8/06/2011

« Pour l’épaisseur d’un trait (l’écriture selon R. Bringhurst) », par Patrice Beray

Mediapart

La « Bibliothèque typographique » d’Ypsilon éditeur vient de s’enrichir d’un nouveau titre, La Forme solide du langage, un court essai, brillant et dense, du poète, typographe et linguiste canadien Robert Bringhurst. Son plus grand mérite est peut-être de raviver un mystère aussi entier que celui de l’origine du langage : l’invention de l’écriture.

Dans un précédent ouvrage de la collection intitulé Le Trait, on avait pu « retracer » (voir ce billet) grâce à son auteur, Gerrit Noordzij, l’histoire trop négligée de la conception et de la formation manuelle du tracé des lettres qui avait précédé ce grand saut (quelque peu oublieux de cette genèse) que constitua la typographie avec l’invention de l’imprimerie.

Le présent essai de Bringhurst explore en quelque sorte l’autre versant de l’écriture, celui où elle est donnée comme « une forme solide », codifiée, de langues particulières. Pour l’auteur, « en croissant hors du dessin », il faut donc admettre que l’écriture s’est dégagée une fois pour toutes des images initiales qui ont mené à son surgissement. Ainsi, pour qu’elle puisse être codifiée, elle est devenue « abstraite », ce que résume cette phrase d’Eric Gill rapportée par l’auteur : « Les lettres sont des choses, non des images de choses. » Dès lors, ces symboles ne renvoient plus directement à la parole (d’une langue), pouvant être érigés en un système scriptural autonome (lexicologie, grammaire…).

Dès l’entame de son ouvrage, Bringhurst pose remarquablement son sujet, en anthropologue averti, clairvoyant. A la base, l’écriture en elle-même n’est pas une langue, mais un système de représentation. Dans l’histoire de l’humanité, des cultures orales ont fort bien pu se passer de ce système scriptural, car ce n’est là avant tout que « moyens artificiels » de « contrôle gestionnaire du langage ».

L’écriture est donc une invention, alors que « les langues ne le sont typiquement pas », qui « se maintiennent elles-mêmes et se développent partout où vivent des hommes ».

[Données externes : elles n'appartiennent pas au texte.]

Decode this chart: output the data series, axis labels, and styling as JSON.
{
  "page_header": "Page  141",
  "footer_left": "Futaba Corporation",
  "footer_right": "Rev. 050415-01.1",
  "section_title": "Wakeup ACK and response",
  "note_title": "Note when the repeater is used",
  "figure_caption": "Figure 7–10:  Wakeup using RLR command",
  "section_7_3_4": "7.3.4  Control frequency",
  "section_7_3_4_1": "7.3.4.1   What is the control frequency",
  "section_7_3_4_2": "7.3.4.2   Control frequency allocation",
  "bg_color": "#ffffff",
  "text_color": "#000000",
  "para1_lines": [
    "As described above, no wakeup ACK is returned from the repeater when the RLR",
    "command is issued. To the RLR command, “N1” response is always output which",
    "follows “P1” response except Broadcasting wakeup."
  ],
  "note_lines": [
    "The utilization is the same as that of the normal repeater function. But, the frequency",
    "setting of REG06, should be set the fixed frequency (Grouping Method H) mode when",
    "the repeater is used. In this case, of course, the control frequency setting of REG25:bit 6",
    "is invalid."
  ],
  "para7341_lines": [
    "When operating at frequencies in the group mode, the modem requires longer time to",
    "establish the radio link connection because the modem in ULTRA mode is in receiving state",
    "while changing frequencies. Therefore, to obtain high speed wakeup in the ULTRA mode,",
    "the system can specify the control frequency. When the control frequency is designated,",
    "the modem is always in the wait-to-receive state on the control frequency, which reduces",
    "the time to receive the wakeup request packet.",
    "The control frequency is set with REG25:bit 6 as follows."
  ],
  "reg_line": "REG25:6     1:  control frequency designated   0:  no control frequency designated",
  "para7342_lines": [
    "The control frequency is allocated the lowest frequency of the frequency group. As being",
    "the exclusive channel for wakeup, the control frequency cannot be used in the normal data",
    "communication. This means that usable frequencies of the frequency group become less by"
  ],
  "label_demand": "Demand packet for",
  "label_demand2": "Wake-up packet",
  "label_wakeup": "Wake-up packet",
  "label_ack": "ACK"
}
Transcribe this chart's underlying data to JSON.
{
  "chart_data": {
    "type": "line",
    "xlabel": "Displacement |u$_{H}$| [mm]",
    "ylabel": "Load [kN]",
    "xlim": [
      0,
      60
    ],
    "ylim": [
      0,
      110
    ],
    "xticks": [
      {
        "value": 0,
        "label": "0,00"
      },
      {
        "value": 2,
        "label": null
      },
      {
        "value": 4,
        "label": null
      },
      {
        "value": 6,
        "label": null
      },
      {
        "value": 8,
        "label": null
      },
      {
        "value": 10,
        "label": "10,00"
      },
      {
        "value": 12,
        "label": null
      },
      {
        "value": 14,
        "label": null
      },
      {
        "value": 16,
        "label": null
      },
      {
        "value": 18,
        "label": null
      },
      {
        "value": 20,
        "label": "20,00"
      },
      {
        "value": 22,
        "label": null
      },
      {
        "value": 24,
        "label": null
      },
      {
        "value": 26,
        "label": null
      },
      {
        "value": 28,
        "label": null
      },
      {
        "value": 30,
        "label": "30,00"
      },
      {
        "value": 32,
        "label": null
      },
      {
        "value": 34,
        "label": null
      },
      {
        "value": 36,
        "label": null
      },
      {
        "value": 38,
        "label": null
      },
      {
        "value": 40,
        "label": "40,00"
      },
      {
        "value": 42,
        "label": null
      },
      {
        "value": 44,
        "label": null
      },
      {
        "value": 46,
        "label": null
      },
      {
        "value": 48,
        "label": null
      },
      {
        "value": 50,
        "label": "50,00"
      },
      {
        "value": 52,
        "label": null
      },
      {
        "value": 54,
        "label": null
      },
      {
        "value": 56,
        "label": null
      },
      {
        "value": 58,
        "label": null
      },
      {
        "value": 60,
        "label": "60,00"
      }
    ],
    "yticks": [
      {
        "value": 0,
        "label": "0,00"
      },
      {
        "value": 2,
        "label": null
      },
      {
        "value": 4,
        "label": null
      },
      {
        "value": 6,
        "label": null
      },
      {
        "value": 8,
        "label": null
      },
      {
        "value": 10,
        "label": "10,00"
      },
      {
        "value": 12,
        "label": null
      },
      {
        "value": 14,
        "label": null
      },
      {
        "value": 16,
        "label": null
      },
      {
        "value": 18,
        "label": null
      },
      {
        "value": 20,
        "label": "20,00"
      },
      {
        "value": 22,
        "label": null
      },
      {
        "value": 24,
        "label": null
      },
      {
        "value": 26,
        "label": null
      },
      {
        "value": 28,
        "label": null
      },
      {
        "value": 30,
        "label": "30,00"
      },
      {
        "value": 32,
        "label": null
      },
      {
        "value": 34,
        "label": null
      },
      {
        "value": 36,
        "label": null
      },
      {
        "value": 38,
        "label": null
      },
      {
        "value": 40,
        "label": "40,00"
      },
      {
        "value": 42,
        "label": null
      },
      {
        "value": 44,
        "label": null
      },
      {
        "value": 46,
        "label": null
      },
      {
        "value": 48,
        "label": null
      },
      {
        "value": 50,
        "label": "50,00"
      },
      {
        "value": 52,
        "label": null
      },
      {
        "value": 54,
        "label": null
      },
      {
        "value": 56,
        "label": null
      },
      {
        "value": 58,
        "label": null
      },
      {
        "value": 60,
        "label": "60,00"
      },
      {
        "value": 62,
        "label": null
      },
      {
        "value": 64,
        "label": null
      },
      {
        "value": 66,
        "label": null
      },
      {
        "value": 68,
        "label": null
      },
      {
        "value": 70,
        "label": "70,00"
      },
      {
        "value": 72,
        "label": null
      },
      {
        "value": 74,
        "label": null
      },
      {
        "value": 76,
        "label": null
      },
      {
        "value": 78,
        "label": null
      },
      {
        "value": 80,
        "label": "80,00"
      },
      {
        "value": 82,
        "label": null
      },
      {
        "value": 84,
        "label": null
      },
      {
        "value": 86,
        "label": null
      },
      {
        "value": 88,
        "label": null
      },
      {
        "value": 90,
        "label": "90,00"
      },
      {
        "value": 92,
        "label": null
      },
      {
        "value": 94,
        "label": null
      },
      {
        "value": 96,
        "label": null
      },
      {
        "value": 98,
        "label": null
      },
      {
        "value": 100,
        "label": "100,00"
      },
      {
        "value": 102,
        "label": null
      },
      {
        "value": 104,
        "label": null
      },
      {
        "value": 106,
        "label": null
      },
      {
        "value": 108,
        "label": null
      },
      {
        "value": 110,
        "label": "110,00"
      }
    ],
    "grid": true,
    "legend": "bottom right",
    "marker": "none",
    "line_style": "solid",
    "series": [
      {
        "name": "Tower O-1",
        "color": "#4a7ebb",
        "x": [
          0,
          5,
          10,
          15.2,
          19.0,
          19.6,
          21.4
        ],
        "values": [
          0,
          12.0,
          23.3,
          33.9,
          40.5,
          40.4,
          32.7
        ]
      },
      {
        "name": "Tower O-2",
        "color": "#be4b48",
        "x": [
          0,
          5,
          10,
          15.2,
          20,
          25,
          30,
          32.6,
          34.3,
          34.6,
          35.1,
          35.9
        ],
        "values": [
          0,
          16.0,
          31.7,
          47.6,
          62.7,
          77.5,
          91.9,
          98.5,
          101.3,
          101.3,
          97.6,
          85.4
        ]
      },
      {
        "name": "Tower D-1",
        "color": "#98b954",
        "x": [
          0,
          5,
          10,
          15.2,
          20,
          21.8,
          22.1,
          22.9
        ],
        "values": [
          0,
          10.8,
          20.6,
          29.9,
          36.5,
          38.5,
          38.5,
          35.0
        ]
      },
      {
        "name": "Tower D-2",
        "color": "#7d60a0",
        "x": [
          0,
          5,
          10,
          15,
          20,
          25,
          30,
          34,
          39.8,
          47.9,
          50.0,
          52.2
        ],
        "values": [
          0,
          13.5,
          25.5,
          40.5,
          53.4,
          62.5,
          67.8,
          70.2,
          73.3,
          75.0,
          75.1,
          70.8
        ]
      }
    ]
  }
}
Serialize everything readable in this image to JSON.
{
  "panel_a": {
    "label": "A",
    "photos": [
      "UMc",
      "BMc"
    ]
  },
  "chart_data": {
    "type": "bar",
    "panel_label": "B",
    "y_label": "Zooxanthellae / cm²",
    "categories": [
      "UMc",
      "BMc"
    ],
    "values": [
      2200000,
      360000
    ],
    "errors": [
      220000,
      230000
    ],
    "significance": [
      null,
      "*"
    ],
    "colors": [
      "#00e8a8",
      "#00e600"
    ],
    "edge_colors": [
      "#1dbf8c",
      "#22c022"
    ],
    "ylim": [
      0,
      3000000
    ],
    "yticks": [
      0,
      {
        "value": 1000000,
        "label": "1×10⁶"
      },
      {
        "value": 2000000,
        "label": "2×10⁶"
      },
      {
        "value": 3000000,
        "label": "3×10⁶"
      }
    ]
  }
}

Cette invention a pour originalité d’avoir essaimé dans quelques foyers socio-économiques et politiques hautement organisés : Mésopotamie (il y a quelque 5000 ans), Chine du nord (circa 4500 ans), Guatemala et au sud du Mexique (circa 2000 ans). Dans chaque cas, comme le souligne, Bringhurst l’écriture a surgi pour servir en quelque sorte dans le cadre « de travaux et de jours » parfaitement ordonnancés, rejoignant par là la thèse déjà formulée par Jack Goody, notamment dans La Raison graphique.

Pour Bringhurst, il ne fait donc aucun doute que l’écriture a dû faire une sorte de détour pour rejoindre le corpus de la « littérature, à savoir l’art de conter et la poésie », qui « implique l’utilisation de la langue davantage pour les besoins de la découverte que pour ceux du contrôle ».

Là est en effet le superbe paradoxe de cet essai, qui peut assener que « la littérature n’est pas la cause de l’écriture », que « la littérature au sens écrit représente le triomphe du langage sur l’écriture : la subversion de l’écriture à des fins ayant peu sinon rien à faire avec le contrôle social ou économique ».

Voilà donc découvert un peu de cet autre versant de l’écriture, qui nicherait dans l’épaisseur du trait.

Pour y parvenir, l’auteur s’attache avant tout aux rapports de l’écriture avec le sens. Ainsi, dès lors que l’on s’attache à signifier quelque chose, en écrivant une langue parlée, une roue complexe (voir dessins) de capacités que se découvrent les écritures de par le monde entier se met en mouvement.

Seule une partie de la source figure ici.